With thanks to Nigel Kennedy…

Listening to This Cultural Life I heard Nigel Kennedy talk about how his dog provided unexpected insight. His dog, experienced each day with the same joy and excitement. Each walk or meal was a wonderful experience for the pet. Yet humans seem never to be satisfied with doing the same thing over and over again. Even those creatures who like habit, tend not to summon up quite the same delight at the mundane.

Wouldn’t it be nice if we did though, especially in healthcare where so much of what we do is routine. Wouldn’t it be nice to be excited about following a protocol. Wouldn’t it be great that the 10th patient in a clinic with a similar condition caused a sense of sheer joy… ?

But it doesn’t. So, we’ve tried to adapt. Firstly, it seems where we think we do things routinely we tend to make errors (another podcast). We lose focus, we lose attention to the detail. I find the first time I cook a recipe is often the best. By the 10th time I’m not following the recipe I’m adlibbing and often badly causing culinary mayhem. To try and mitigate this we have started to automate. The old days of manually signing off paper results are long (ish) past. So now we have electronic health records that register that the results have been seen and some systems with decision support tools, might even suggest next steps for the reviewer. We are even starting to use RPA (robotic processing automation) to take humans out of the mundane. This might be automating rostering or validating.

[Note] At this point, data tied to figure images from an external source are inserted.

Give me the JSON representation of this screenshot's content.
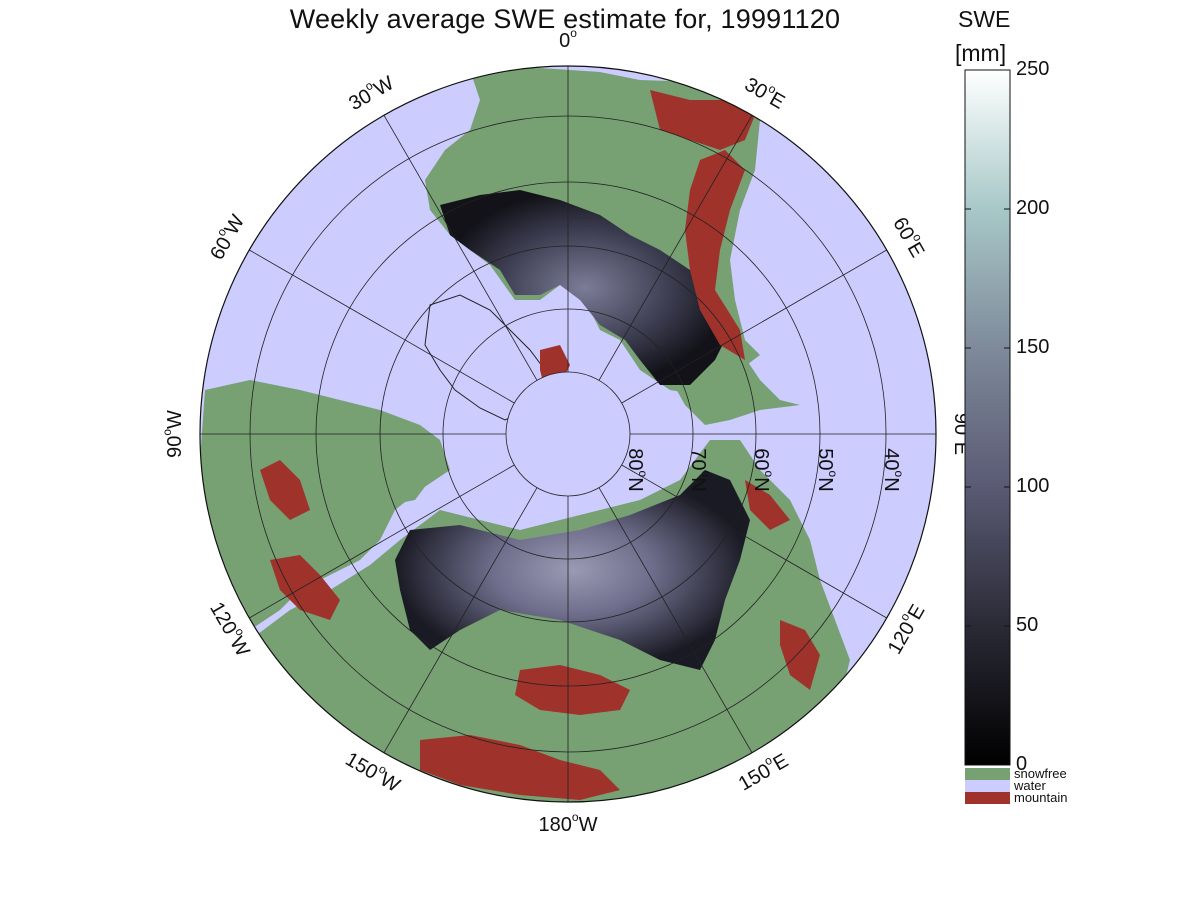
{
  "title": "Weekly average SWE estimate for, 19991120",
  "map": {
    "projection": "north polar stereographic",
    "longitude_labels": [
      {
        "deg": 90,
        "text": "90°W",
        "num": "90",
        "sup": "o",
        "suffix": "W"
      },
      {
        "deg": 60,
        "text": "60°W",
        "num": "60",
        "sup": "o",
        "suffix": "W"
      },
      {
        "deg": 30,
        "text": "30°W",
        "num": "30",
        "sup": "o",
        "suffix": "W"
      },
      {
        "deg": 0,
        "text": "0°",
        "num": "0",
        "sup": "o",
        "suffix": ""
      },
      {
        "deg": -30,
        "text": "30°E",
        "num": "30",
        "sup": "o",
        "suffix": "E"
      },
      {
        "deg": -60,
        "text": "60°E",
        "num": "60",
        "sup": "o",
        "suffix": "E"
      },
      {
        "deg": -90,
        "text": "90°E",
        "num": "90",
        "sup": "o",
        "suffix": "E"
      },
      {
        "deg": -120,
        "text": "120°E",
        "num": "120",
        "sup": "o",
        "suffix": "E"
      },
      {
        "deg": -150,
        "text": "150°E",
        "num": "150",
        "sup": "o",
        "suffix": "E"
      },
      {
        "deg": 180,
        "text": "180°W",
        "num": "180",
        "sup": "o",
        "suffix": "W"
      },
      {
        "deg": 150,
        "text": "150°W",
        "num": "150",
        "sup": "o",
        "suffix": "W"
      },
      {
        "deg": 120,
        "text": "120°W",
        "num": "120",
        "sup": "o",
        "suffix": "W"
      }
    ],
    "latitude_labels": [
      {
        "lat": 80,
        "text": "80°N",
        "num": "80",
        "sup": "o",
        "suffix": "N"
      },
      {
        "lat": 70,
        "text": "70°N",
        "num": "70",
        "sup": "o",
        "suffix": "N"
      },
      {
        "lat": 60,
        "text": "60°N",
        "num": "60",
        "sup": "o",
        "suffix": "N"
      },
      {
        "lat": 50,
        "text": "50°N",
        "num": "50",
        "sup": "o",
        "suffix": "N"
      },
      {
        "lat": 40,
        "text": "40°N",
        "num": "40",
        "sup": "o",
        "suffix": "N"
      }
    ],
    "colors": {
      "water": "#ccccff",
      "snowfree": "#77a073",
      "mountain": "#a0322c",
      "swe_low": "#121218",
      "swe_high": "#8a8aa8",
      "ice_edge": "#222222"
    }
  },
  "colorbar": {
    "title_line1": "SWE",
    "title_line2": "[mm]",
    "ticks": [
      "0",
      "50",
      "100",
      "150",
      "200",
      "250"
    ],
    "range": [
      0,
      250
    ],
    "categories": [
      {
        "label": "snowfree",
        "color": "#77a073"
      },
      {
        "label": "water",
        "color": "#ccccff"
      },
      {
        "label": "mountain",
        "color": "#a0322c"
      }
    ]
  }
}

We are starting to go even further with AI. We have radiological programmes being tested that read X-Rays as well as humans – with fewer false negatives (missed diagnosis) but probably more false positives. It won’t be too long before we have support systems that suggest diagnoses or next steps.

But I think Nigel’s point is even more profound- humans always want more / better / different. The NHS struggles to keep up with these ever-changing expectations whether for patients or staff. In part the expectations are valid  -amazing advances in technology are matched by new drugs based on specific genomic realities. In part these expectations lead to unrealistic demands for specific patients. Leaving the system with limited ability to push back. Yes, there is NICE to help with drugs but even then, when a drug is unlicensed and unlabelled, families and indeed disease specific advocacy groups often push for compassionate or other routes to usage, for example drug company funds the drug but the pickup costs e.g. staffing / operational resource impacts are paid by the NHS.

There isn’t a simple system to manage this. We can try to communicate the challenges and the financial tension better through the media. We can continue to educate staff about how to explain these tensions to families. We can continue to have NHS wide drug planning (via NICE and NHSE). But do we do enough to support staff through the tsunami of understandable passion that families launch at them? Do we have nimble enough local ethics committees to help with these tricky moral questions? Do we have these committees set up to look at more than just the individual situation but to bring in the allocative equity angle? Each of these is very tricky, we know how we struggle to get clear messages to families through the fog of suspicion, and concerns around financial impact i.e. rationing. We have seen all to recently that measles vaccination messages even in the face of an outbreak due to low vaccine uptake often fail to hit home and lead to an uptick in disease and cause real preventable harm.

In the face of paucity of simple solutions. The despair seeps into staff’s underlying sense of contentment adding to the morale challenge caused by post covid catch up and cost of living / salaries failing to keep up. The first step will not be the final mechanism of management but we do need to keep re-focusing on the expectation gap.

Magical Meander

Magical meander is an anonymous blog series written by a medical manager working in the NHS and published on BMJ Leader Blog.

Declaration of interests

I have read and understood the BMJ Group policy on declaration of interests and declare the following interests: none.